Appeal from a judgment of the Supreme Court, Monroe County (Stephen R. Sirkin, A.J.), rendered March 8, 2001. The judgment convicted defendant, upon his plea of guilty, of assault in the second degree, assault in the first degree, robbery in the first degree, criminal possession of a weapon in the second degree, criminal possession of a weapon in the third degree and criminal possession of a weapon in the fourth degree.
*955It is hereby ordered that the judgment so appealed from be and the same hereby is unanimously affirmed.
Memorandum: In appeal No. 1, defendant appeals from a judgment convicting him upon his plea of guilty of, inter alia, assault in the first degree (Penal Law § 120.10 [1]) and robbery in the first degree (§ 160.15 [2]). In appeal No. 2, defendant appeals from a judgment convicting him upon a jury verdict of two counts of murder in the second degree (§ 125.25 [3]), and one count each of robbery in the first degree (§ 160.15 [2]) and attempted robbery in the first degree (§§ 110.00, 160.15 [2]). With respect to appeal No. 1, defendant failed to move to withdraw his plea or to vacate the judgment of conviction and thus failed to preserve for our review his contentions that the plea was not knowingly, voluntarily or intelligently entered because he did not understand the consequences of pleading guilty without a sentencing promise and was not aware that his sentence would be followed by a period of postrelease supervision (see People v White, 296 AD2d 867 [2002], lv denied 99 NY2d 540 [2002]; People v Shumway, 295 AD2d 916, 917 [2002]; see generally People v Spivey, 9 AD3d 886 [2004]; People v Clark, 9 AD3d 895 [2004]). To the extent, if any, that defendant’s contention in appeal No. 1 concerning the alleged ineffective assistance of counsel is properly before us (see People v Sherman, 8 AD3d 1026 [2004]), we conclude that defendant received meaningful representation during the plea process (see People v Ford, 86 NY2d 397, 404 [1995]; Sherman, 8 AD3d 1026 [2004]).
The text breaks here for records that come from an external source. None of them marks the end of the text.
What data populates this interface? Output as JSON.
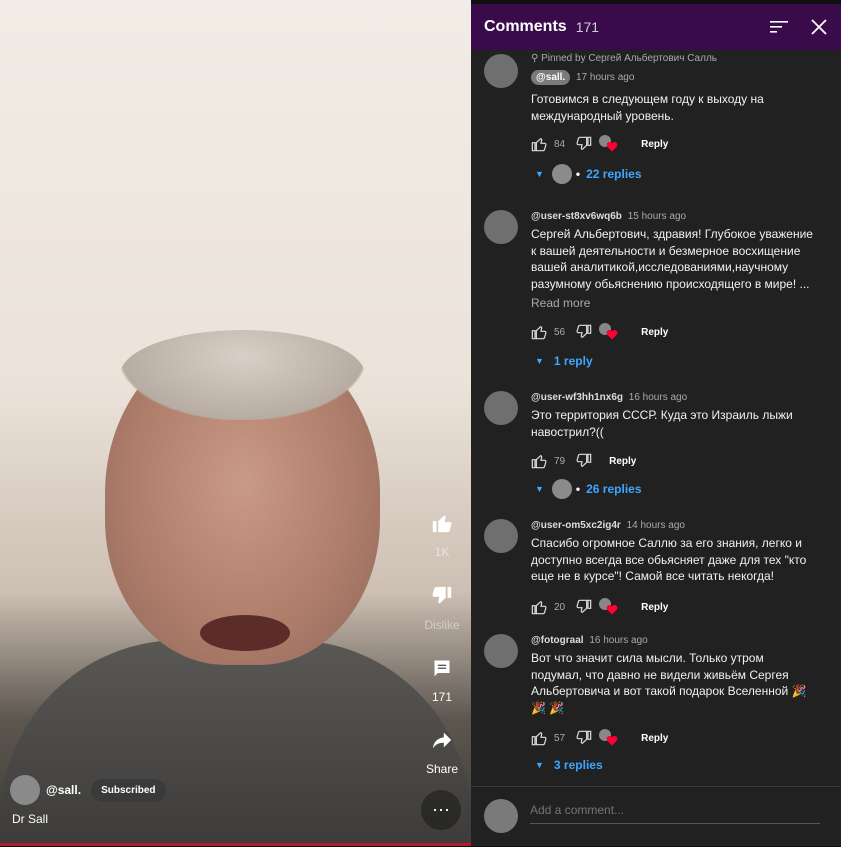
{
  "video": {
    "channel_handle": "@sall.",
    "subscribe_label": "Subscribed",
    "title": "Dr Sall",
    "like_count": "1K",
    "dislike_label": "Dislike",
    "comment_count": "171",
    "share_label": "Share",
    "more_label": "⋯"
  },
  "panel": {
    "title": "Comments",
    "count": "171",
    "sort_icon": "sort-icon",
    "close_icon": "close-icon"
  },
  "comments": [
    {
      "pinned": "Pinned by Сергей Альбертович Салль",
      "author": "@sall.",
      "time": "17 hours ago",
      "text": "Готовимся в следующем году к выходу на\nмеждународный уровень.",
      "likes": "84",
      "reply_label": "Reply",
      "replies": "22 replies"
    },
    {
      "author": "@user-st8xv6wq6b",
      "time": "15 hours ago",
      "text": "Сергей Альбертович, здравия! Глубокое уважение\nк вашей деятельности и безмерное восхищение\nвашей аналитикой,исследованиями,научному\nразумному обьяснению  происходящего в мире! ...",
      "read_more": "Read more",
      "likes": "56",
      "reply_label": "Reply",
      "replies": "1 reply"
    },
    {
      "author": "@user-wf3hh1nx6g",
      "time": "16 hours ago",
      "text": "Это территория СССР.  Куда это Израиль лыжи\nнавострил?((",
      "likes": "79",
      "reply_label": "Reply",
      "replies": "26 replies"
    },
    {
      "author": "@user-om5xc2ig4r",
      "time": "14 hours ago",
      "text": "Спасибо огромное Саллю за его знания, легко и\nдоступно всегда все обьясняет даже для тех \"кто\nеще не в курсе\"! Самой все читать некогда!",
      "likes": "20",
      "reply_label": "Reply"
    },
    {
      "author": "@fotograal",
      "time": "16 hours ago",
      "text": "Вот что значит сила мысли. Только утром\nподумал, что давно не видели живьём Сергея\nАльбертовича и вот такой подарок Вселенной 🎉\n🎉 🎉",
      "likes": "57",
      "reply_label": "Reply",
      "replies": "3 replies"
    }
  ],
  "add_comment": {
    "placeholder": "Add a comment..."
  },
  "colors": {
    "header_bg": "#3a0b4a",
    "panel_bg": "#212121",
    "link_blue": "#3ea6ff",
    "heart_red": "#ff0033"
  }
}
Contrary to defendant’s contention in appeal No. 2, County Court properly allowed two officers to testify that they had informed defendant during interrogation that his codefendant had implicated him in the crimes and that there were witnesses who had identified him at the crime scene. Although the codefendant’s statement to the officers was testimonial (see generally Crawford v Washington, 541 US 36, —, 124 S Ct 1354, 1365 [2004]; People v Newland, 6 AD3d 330 [2004]), it was not offered for the truth of the facts asserted therein, but was instead offered to set forth the circumstances in which defendant admitted his culpability after initially denying all involvement in the crimes (see People v Reynoso, 2 NY3d 820 [2004]; People v Perez, 9 AD3d 376 [2004]; People v Glover, 195 AD2d 999 [1993], lv denied 82 NY2d 849 [1993]). Thus, the use of the statement did not violate the Confrontation Clause (see Reynoso, 2 NY3d at 821, quoting Crawford, 541 US at — n 9, 124 S Ct at 1369 n 9; Perez, 9 AD3d at 377). Moreover, the court gave appropriate limiting instructions to the jury each of the three times that the issue of the codefendant’s statement arose, and it *956is presumed, that the jury followed those instructions (see People v Rojas, 278 AD2d 821 [2000], affd 97 NY2d 32 [2001]; People v Walker, 293 AD2d 411 [2002], lv denied 98 NY2d 682 [2002]). Because defendant did not request any further instructions after the limiting instructions were given, his present contention that the limiting instructions were inadequate is not preserved for our review (see People v Huck, 1 AD3d 935, 936 [2003]; see also People v Staton, 124 AD2d 687 [1986], lv denied 69 NY2d 750 [1987]). Finally, we conclude that defendant received meaningful representation at trial (see People v Baldi, 54 NY2d 137, 147 [1981]). Present—Pigott, Jr., P.J., Green, Hurlbutt, Kehoe and Martoche, JJ.